Two popular Apple (NASDAQ:AAPL) product inventory-tracking sites have closed down after the owner received a Digital Millennium Copyright Act takedown notice from the Cupertino-based company, reports The Verge. Apple-Tracker and iPhone-Check were both founded by developer Mordy Tikotzky.
Apple-Tracker provided users with local Apple Store inventory levels for new products based on a particular zip code. Most recently, Apple-Tracker was focused on the availability of the new iPad Air. On the other hand, iPhone-Check specialized in tracking the inventory levels for Apple’s new iPhone 5S.
Not surprisingly, both sites appeared to be quite popular with Apple aficionados, since they provided a quick and convenient way for people to check the availability of Apple’s latest products at multiple Apple Store locations simultaneously. Tikotzky recently made the services even more convenient by adding an email alert feature to the site, allowing users to receive an email alert when their desired color, model, or capacity device was in stock at a store near them. New Apple products tend to be notoriously scarce when they first debut and the recent iPhone 5S and iPad Air launches were no exception.
Due to the DMCA takedown notice that iPhone-Check received, Tikotzky decided to shutter both websites. “I’m not really interested in picking a fight with apple so….. I guess it’s time to just say good bye,” wrote Tikotzky in a posting on Apple-Tracker. “Before I go though I just wanted to says [sic] thanks to all of you for the nice comments and emails that you’ve sent in the last few weeks. It was fun while it lasted.”
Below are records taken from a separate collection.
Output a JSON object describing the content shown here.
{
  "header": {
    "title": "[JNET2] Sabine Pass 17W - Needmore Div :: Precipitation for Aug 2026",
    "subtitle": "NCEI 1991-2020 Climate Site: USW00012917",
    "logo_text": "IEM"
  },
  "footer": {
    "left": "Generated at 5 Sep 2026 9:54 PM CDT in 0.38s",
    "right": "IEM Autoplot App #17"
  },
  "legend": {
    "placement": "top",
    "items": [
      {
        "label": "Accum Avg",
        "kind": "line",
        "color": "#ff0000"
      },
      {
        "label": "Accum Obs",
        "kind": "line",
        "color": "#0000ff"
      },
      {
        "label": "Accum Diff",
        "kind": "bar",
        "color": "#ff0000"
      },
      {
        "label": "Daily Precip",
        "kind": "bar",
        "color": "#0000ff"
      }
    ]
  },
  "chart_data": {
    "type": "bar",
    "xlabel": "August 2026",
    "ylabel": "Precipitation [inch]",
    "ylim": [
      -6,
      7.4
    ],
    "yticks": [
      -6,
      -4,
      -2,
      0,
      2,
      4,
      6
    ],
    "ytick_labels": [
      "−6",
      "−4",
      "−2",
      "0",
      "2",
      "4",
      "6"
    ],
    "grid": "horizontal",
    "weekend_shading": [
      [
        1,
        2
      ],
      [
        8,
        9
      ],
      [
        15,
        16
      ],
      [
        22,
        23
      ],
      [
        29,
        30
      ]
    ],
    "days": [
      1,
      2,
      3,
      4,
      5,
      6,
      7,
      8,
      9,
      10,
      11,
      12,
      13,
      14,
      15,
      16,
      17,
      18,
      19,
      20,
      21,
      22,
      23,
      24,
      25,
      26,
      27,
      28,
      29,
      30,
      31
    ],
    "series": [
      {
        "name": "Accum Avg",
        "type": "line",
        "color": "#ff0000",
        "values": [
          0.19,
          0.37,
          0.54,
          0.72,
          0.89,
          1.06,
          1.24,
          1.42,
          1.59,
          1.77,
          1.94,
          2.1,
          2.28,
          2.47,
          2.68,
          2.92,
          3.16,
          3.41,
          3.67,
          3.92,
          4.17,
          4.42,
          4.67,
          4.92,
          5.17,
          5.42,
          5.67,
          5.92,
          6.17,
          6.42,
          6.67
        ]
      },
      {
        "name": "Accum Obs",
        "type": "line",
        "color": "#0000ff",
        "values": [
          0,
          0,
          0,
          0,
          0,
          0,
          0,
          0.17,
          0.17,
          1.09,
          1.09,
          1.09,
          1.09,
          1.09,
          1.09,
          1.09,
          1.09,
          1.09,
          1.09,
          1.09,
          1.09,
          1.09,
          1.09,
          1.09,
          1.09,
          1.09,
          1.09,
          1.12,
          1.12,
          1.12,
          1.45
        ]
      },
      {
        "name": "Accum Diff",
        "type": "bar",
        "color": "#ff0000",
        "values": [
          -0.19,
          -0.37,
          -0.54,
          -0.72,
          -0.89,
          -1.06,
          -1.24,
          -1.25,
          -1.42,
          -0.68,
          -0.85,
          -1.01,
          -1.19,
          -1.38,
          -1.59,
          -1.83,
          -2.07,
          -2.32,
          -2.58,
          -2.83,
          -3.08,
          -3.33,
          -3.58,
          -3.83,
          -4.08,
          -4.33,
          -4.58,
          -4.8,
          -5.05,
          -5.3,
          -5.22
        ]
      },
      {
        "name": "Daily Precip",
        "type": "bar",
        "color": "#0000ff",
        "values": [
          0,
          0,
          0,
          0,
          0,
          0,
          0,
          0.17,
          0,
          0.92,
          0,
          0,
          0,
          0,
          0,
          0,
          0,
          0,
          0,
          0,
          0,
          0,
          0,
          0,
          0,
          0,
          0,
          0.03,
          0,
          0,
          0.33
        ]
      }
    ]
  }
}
Although both websites were free to use, Tikotzky did ask for donations via his PayPal account in order to offset the cost of running the services. The closure of these two Apple product tracking services comes at a particularly inopportune time for Apple shoppers who want to acquire the latest iOS-based gadget. Apple’s iPad mini with Retina display is scheduled to be released “later in November” and the latest rumors suggest that initial supplies will be scarce.